Cincinnati Insurance attorney George Smyrinotis of Chicago, replying in a May 9 memorandum, argued that Bemis had no contract with Cincinnati.

“Simply stated, Cincinnati does not have any obligations to Bemis to pay him any amount whatsoever for any chiropractic treatment,” he wrote.

He argued that jurisdiction belonged with the Illinois Industrial Commission.

“The only dispute is about the amount of benefits properly payable,” he wrote. “This is exactly the type of dispute that the commission is exclusively set up to resolve.”

He wrote that the attempt to style the suit as a class action was irrelevant and failed to relieve the commission of jurisdiction.

Smyrinotis also attacked Bemis’s consumer fraud claim.

“Bemis does not allege that Cincinnati deceived him into treating Stanley,” he wrote. “Bemis does not allege that Cincinnati represented to him that it would pay any part of Stanley’s medical bills.”

“At most, Bemis suggests a difference of opinion about the value of the treatment rendered Stanley," he wrote. "Differences of opinion are not considered deceptive under Illinois law.”

He argued that Bemis could not claim consumer fraud because he was not a consumer.

Smyrinotis also attacked the conspiracy claim, which alleged that Corvel wrongfully transferred commercial information about Bemis to Cincinnati.

“This is not wrongful conduct,” he wrote. “Rather, it is exactly what Bemis contracted for with Corvel.”

Finally, Smyrinotis attacked the unjust enrichment claim.

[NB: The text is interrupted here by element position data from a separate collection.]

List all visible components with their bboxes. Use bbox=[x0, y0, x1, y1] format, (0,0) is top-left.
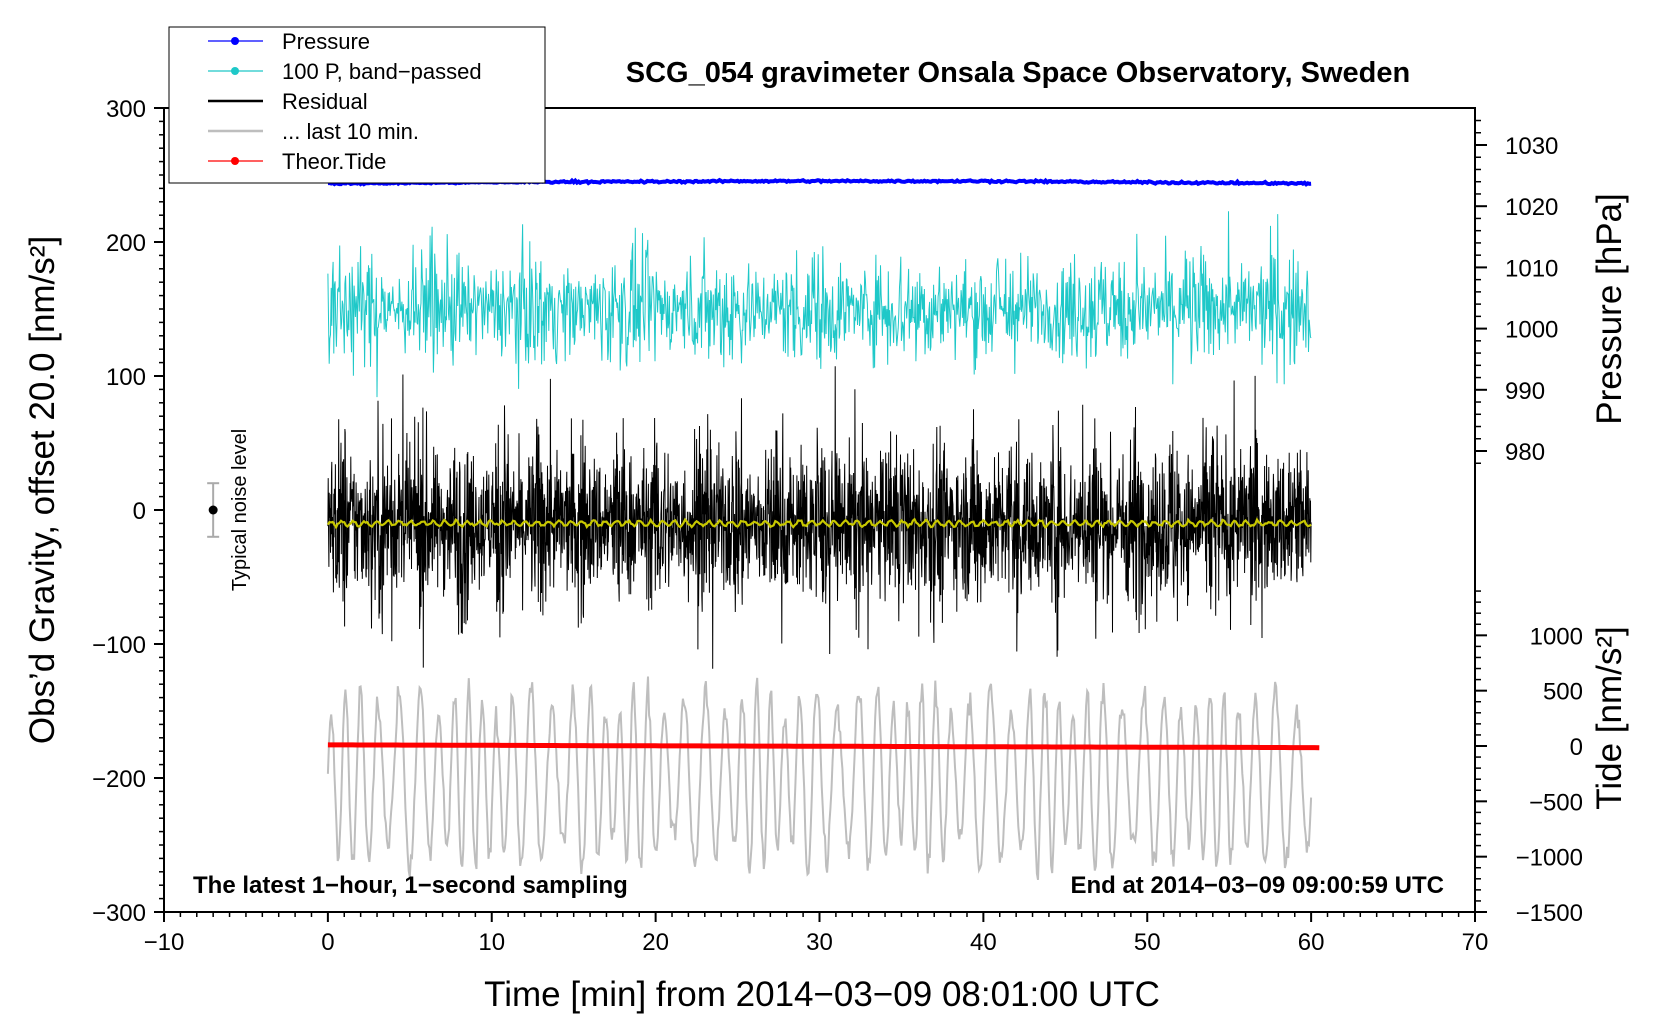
band-passed-pressure-line bbox=[327, 211, 1312, 398]
y-tick-label: −300 bbox=[92, 900, 146, 927]
legend-marker bbox=[231, 67, 239, 75]
x-tick-label: 20 bbox=[642, 929, 669, 956]
tide-axis-label: Tide [nm/s²] bbox=[1590, 626, 1629, 809]
noise-bar-dot bbox=[208, 505, 218, 515]
tide-tick-label: 1000 bbox=[1530, 623, 1583, 650]
legend-label: Theor.Tide bbox=[282, 149, 386, 174]
tide-tick-label: −500 bbox=[1529, 789, 1583, 816]
tide-tick-label: 0 bbox=[1570, 734, 1583, 761]
pressure-tick-label: 1000 bbox=[1505, 317, 1558, 344]
pressure-tick-label: 990 bbox=[1505, 378, 1545, 405]
y-tick-label: 0 bbox=[133, 498, 146, 525]
x-tick-label: 30 bbox=[806, 929, 833, 956]
tide-tick-label: −1000 bbox=[1516, 845, 1583, 872]
x-axis-label: Time [min] from 2014−03−09 08:01:00 UTC bbox=[484, 975, 1160, 1014]
pressure-tick-label: 1030 bbox=[1505, 133, 1558, 160]
y-tick-label: 200 bbox=[106, 230, 146, 257]
end-time-note: End at 2014−03−09 09:00:59 UTC bbox=[1070, 872, 1444, 899]
x-tick-label: 70 bbox=[1462, 929, 1489, 956]
latest-hour-note: The latest 1−hour, 1−second sampling bbox=[193, 872, 628, 899]
typical-noise-label: Typical noise level bbox=[229, 429, 251, 591]
x-tick-label: 0 bbox=[321, 929, 334, 956]
x-tick-label: 60 bbox=[1298, 929, 1325, 956]
pressure-tick-label: 980 bbox=[1505, 439, 1545, 466]
tide-tick-label: 500 bbox=[1543, 679, 1583, 706]
y-tick-label: 100 bbox=[106, 364, 146, 391]
pressure-axis-label: Pressure [hPa] bbox=[1590, 193, 1629, 425]
x-tick-label: 40 bbox=[970, 929, 997, 956]
theoretical-tide-line bbox=[327, 742, 1320, 751]
y-axis-label-left: Obs’d Gravity, offset 20.0 [nm/s²] bbox=[23, 236, 62, 744]
typical-noise-bar bbox=[207, 482, 220, 538]
x-tick-label: 50 bbox=[1134, 929, 1161, 956]
chart-title: SCG_054 gravimeter Onsala Space Observat… bbox=[626, 57, 1410, 89]
legend-label: Residual bbox=[282, 89, 368, 114]
last-10-min-line bbox=[326, 676, 1313, 880]
tide-tick-label: −1500 bbox=[1516, 900, 1583, 927]
pressure-tick-label: 1010 bbox=[1505, 255, 1558, 282]
y-tick-label: 300 bbox=[106, 96, 146, 123]
residual-line bbox=[327, 366, 1312, 669]
pressure-tick-label: 1020 bbox=[1505, 194, 1558, 221]
legend-label: ... last 10 min. bbox=[282, 119, 419, 144]
legend-marker bbox=[231, 157, 239, 165]
residual-smoothed-line bbox=[326, 517, 1312, 530]
y-tick-label: −200 bbox=[92, 766, 146, 793]
x-tick-label: −10 bbox=[144, 929, 185, 956]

He wrote that Bemis did not allege that any contract or policy bound Cincinnati to pay any amount.

“Because Cincinnati did not owe Bemis any payment,” he wrote, “Cincinnati cannot be deemed to have wrongfully retained any amount purportedly due Bemis.”

On May 20, Bemis moved for a substitute judge. Stack granted the motion, and Chief Judge Edward Ferguson assigned the case to Moran.